Letter to Major Blackwood, 27th May, 1860.

I am much obliged to you for writing at once, and so scattering some clouds which had gathered over my mind in consequence of an indication or two in Mr. John Blackwood's previous letter. The Times article arrived on Sunday. It is written in a generous spirit, and with so high a degree of intelligence that I am rather alarmed lest the misapprehensions it exhibits should be due to my defective presentation, rather than to any failure on the part of the critic. I have certainly fulfilled my intention very badly if I have made the Dodson honesty appear "mean and uninteresting," or made the payment of one's debts appear a contemptible virtue in comparison with any sort of "Bohemian" qualities. So far as my own feeling and intention are concerned, no one class of persons or form of character is held up to reprobation or to exclusive admiration. Tom is painted with as much love and pity as Maggie; and I am so far from hating the Dodsons myself that I am rather aghast to find them ticketed with such very ugly adjectives. We intend to leave this place on Friday (3d), and in four days after that we shall be at Venice, in a few days from that time at Milan, and then, by a route at present uncertain, at Berne, where we take up Mr. Lewes's eldest boy, to bring him home with us.

We are particularly happy in our weather, which is unvaryingly fine without excessive heat. There has been a crescendo of enjoyment in our travels; for Florence, from its relation to the history of modern art, has roused a keener interest in us even than Rome, and has stimulated me to entertain rather an ambitious project, which I mean to be a secret from every one but you and Mr. John Blackwood.

Any news of "Clerical Scenes" in its third edition? Or has its appearance been deferred? The smallest details are acceptable to ignorant travellers. We are wondering what was the last good article in Blackwood, and whether Thackeray has gathered up his slack reins in the Cornhill. Literature travels slowly even to this Italian Athens. Hawthorne's book is not to be found here yet in the Tauchnitz edition.

Italy, 1860.

We left Florence on the evening of the 1st of June, by diligence, travelling all night and until eleven the next morning to get to Bologna. I wish we could have made that journey across the Apennines by daylight, though in that case I should have missed certain grand, startling effects that came to me in my occasional wakings. Wonderful heights and depths I saw on each side of us by the fading light of the evening. Then, in the middle of the night, while the lightning was flashing and the sky was heavy with threatening storm-clouds, I waked to find the six horses resolutely refusing or unable to move the diligence—till, at last, two meek oxen were tied to the axle, and their added strength dragged us up the hill. But one of the strangest effects I ever saw was just before dawn, when we seemed to be high up on mighty mountains, which fell precipitously, and showed us the awful, pale horizon far, far below.

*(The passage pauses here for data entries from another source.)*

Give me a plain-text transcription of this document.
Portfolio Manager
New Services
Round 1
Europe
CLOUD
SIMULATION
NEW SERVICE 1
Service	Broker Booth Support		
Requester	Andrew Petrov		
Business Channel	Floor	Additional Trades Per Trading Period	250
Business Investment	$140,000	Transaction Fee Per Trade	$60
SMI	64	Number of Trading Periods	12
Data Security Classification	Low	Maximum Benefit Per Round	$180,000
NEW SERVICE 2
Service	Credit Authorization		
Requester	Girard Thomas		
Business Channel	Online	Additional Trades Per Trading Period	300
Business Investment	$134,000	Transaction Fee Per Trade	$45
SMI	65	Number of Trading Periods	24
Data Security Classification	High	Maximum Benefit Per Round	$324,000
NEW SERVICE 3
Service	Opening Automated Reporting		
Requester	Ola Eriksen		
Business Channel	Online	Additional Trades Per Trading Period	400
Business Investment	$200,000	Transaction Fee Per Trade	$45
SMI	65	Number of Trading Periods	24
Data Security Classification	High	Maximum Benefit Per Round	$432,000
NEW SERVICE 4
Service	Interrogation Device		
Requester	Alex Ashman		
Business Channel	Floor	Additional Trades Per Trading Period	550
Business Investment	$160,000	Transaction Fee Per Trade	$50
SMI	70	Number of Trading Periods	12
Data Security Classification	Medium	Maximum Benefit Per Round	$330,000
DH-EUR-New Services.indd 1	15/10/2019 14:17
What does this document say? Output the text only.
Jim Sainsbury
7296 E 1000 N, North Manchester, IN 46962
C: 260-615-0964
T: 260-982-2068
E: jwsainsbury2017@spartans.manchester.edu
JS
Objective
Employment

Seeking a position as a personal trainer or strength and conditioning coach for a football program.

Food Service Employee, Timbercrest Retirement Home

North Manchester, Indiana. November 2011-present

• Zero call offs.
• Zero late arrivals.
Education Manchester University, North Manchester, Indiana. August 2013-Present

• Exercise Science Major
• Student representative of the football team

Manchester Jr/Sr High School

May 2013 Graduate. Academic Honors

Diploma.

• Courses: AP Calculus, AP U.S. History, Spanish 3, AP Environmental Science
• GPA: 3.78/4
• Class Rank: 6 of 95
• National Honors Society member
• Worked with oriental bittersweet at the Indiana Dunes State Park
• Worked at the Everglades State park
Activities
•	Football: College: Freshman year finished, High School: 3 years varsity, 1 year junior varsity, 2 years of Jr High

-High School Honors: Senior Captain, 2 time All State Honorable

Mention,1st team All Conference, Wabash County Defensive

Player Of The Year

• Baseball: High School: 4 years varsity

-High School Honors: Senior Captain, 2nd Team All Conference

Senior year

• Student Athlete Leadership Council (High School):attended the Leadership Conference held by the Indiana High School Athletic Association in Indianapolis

The first thing we did at Bologna was to go to the Accademia, where I confirmed myself in my utter dislike of the Bolognese school—the Caraccis and Domenichino et id genus omne—and felt some disappointment in Raphael's St. Cecilia. The pictures of Francia here, to which I had looked forward as likely to give me a fuller and higher idea of him, were less pleasing to me than the smaller specimens of him that I had seen in the Dresden and other galleries. He seems to me to be more limited even than Perugino; but he is a faithful, painstaking painter, with a religious spirit. Agostino Caracci's Communion of St. Jerome is a remarkable picture, with real feeling in it—an exception among all the great pieces of canvas that hang beside it. Domenichino's figure of St. Jerome is a direct plagiarism from that of Agostino; but in other points the two pictures are quite diverse.